Però mi faccio un po’ schifo. E’ quasi arrendersi, certe volte. Sempre. È una cosa a metà, non avere il coraggio di passare al rimedio estremo e starsene qui, sospesi nello stordimento, a rincorrere gli autobus, a farli fermare apposta e poi ad andarsene, a cantare cosa, a parlare di cosa. Mi stimerei di più, se improvvisamente mi arrivasse tra capo e collo il coraggio di farla finita per davvero. O forse no. Ma comunque non potrei saperlo per più di una frazione di secondo. Così è ammazzarsi un po’ ogni ora, e condursi pateticamente verso una triste esistenza strascicante. A me cose di questo tipo non sono mai piaciute. Eppure eccomi qui, no?
Me ne torno a casa presto, con le sinapsi rallentate, fumando una sigaretta. Prendo l’autobus con il numero giusto, mi siedo in fondo, dove piace a me. Da qui riesco a leggere le parole di uno di quei cartellini pubblicitari che appendono in alto. Cos’è che c’è scritto? Il futuro a portata di click? O qualcosa del genere. Una stronzata. Chi è che lo vuole, un futuro a portata di click? Chi l’ha mai chiesto?

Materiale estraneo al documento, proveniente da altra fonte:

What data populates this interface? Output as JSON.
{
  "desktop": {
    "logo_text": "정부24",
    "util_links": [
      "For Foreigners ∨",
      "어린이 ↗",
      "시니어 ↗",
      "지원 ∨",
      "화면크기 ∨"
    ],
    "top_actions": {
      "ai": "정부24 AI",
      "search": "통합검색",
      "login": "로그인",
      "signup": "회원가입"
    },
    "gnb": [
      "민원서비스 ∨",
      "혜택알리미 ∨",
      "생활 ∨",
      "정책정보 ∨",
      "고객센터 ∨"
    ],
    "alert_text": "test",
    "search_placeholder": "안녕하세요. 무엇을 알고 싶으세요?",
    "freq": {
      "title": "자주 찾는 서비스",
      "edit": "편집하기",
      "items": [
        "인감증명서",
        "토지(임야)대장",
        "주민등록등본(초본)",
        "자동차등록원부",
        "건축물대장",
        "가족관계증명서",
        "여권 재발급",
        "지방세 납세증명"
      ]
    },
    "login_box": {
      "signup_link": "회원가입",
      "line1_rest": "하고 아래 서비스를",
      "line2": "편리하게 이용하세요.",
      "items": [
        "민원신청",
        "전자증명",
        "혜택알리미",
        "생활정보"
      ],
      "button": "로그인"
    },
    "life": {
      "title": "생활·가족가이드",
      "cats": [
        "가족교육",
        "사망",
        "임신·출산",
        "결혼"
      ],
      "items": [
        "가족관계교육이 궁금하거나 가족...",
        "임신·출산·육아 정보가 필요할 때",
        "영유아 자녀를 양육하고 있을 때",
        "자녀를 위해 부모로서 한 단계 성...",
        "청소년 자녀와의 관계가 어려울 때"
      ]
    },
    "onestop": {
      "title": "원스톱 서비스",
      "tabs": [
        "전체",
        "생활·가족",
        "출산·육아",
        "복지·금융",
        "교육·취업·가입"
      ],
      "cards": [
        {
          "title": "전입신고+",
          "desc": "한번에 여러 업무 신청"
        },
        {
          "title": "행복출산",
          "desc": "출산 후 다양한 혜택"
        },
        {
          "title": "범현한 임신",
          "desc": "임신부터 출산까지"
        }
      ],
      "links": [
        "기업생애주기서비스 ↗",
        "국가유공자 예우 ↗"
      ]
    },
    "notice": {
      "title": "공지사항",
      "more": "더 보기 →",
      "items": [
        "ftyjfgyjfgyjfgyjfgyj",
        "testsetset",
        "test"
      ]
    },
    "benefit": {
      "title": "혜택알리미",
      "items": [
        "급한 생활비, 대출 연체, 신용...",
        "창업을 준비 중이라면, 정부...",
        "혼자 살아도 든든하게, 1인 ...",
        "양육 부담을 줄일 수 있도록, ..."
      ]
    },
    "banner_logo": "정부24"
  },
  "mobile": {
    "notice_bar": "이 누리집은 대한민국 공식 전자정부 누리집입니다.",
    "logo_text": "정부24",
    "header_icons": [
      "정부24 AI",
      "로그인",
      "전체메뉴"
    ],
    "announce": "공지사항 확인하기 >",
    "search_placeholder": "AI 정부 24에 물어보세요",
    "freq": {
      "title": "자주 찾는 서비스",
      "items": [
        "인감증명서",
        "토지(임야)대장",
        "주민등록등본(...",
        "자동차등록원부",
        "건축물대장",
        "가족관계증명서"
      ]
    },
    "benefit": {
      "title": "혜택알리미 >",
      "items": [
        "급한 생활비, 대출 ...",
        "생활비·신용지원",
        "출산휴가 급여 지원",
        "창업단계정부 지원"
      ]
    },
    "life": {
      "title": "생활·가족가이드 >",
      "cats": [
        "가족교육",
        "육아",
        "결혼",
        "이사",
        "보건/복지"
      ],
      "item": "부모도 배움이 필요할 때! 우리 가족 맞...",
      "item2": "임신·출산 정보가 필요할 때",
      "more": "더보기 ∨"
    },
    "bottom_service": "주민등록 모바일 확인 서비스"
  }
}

Penso alla canzone dei Radiohead con cui mi sto stracciando i timpani da stamattina a scuola. Dopo il momento finestra. Quella canzone che Yorke ha scritto per Romeo + Giulietta, o qualcosa del genere. Oggi fuggiamo, fuggiamo. Cantaci una canzone, una canzone per tenerci caldi. Ed è così lancinante, ascoltarla. Fa proprio un male fisico del cazzo.
Vorrei un paio di minuti per parlare con mio padre, adesso. Un paio di minuti che non posso avere, vaffanculo. Gli direi tipo ciao papà, qualche stronzata simile per rompere il ghiaccio. In fondo quando se n’è andato avevo undici anni, adesso, a quindici, mi sento un altro essere. Probabilmente dovremmo ricominciare daccapo a parlare e sarebbe complicato, ma bello. Come riscoprirsi a vicenda. Poi gli direi che oggi ho visto una ragazza, a scuola. La vedo spesso. Che è un po’ strana, si veste veramente malissimo, e proprio per questo mi piace guardarla. Come si muove in quelle maxitute e maximagliette, maxifelpe, maxicuffie spaziali. Ha proprio un faccino come quello delle bambole, con i capelli scuri e la frangetta spettinata. Sembra un cucciolo, o qualcosa del genere. Qualcosa di terribilmente tenero. O almeno così l’ho sempre vista… Poi oggi dalla finestra lei guardava la pioggia, io guardavo la pioggia, e invece ci guardavamo senza dire niente e ancora un po’ non lo sapevamo.
E sai una cosa, papà? Io la guardavo negli occhi e vedevo la schiuma cattiva delle onde che la mangiava lentamente. E sentivo il rumore del mare, papà. Cazzo, il rumore del mare.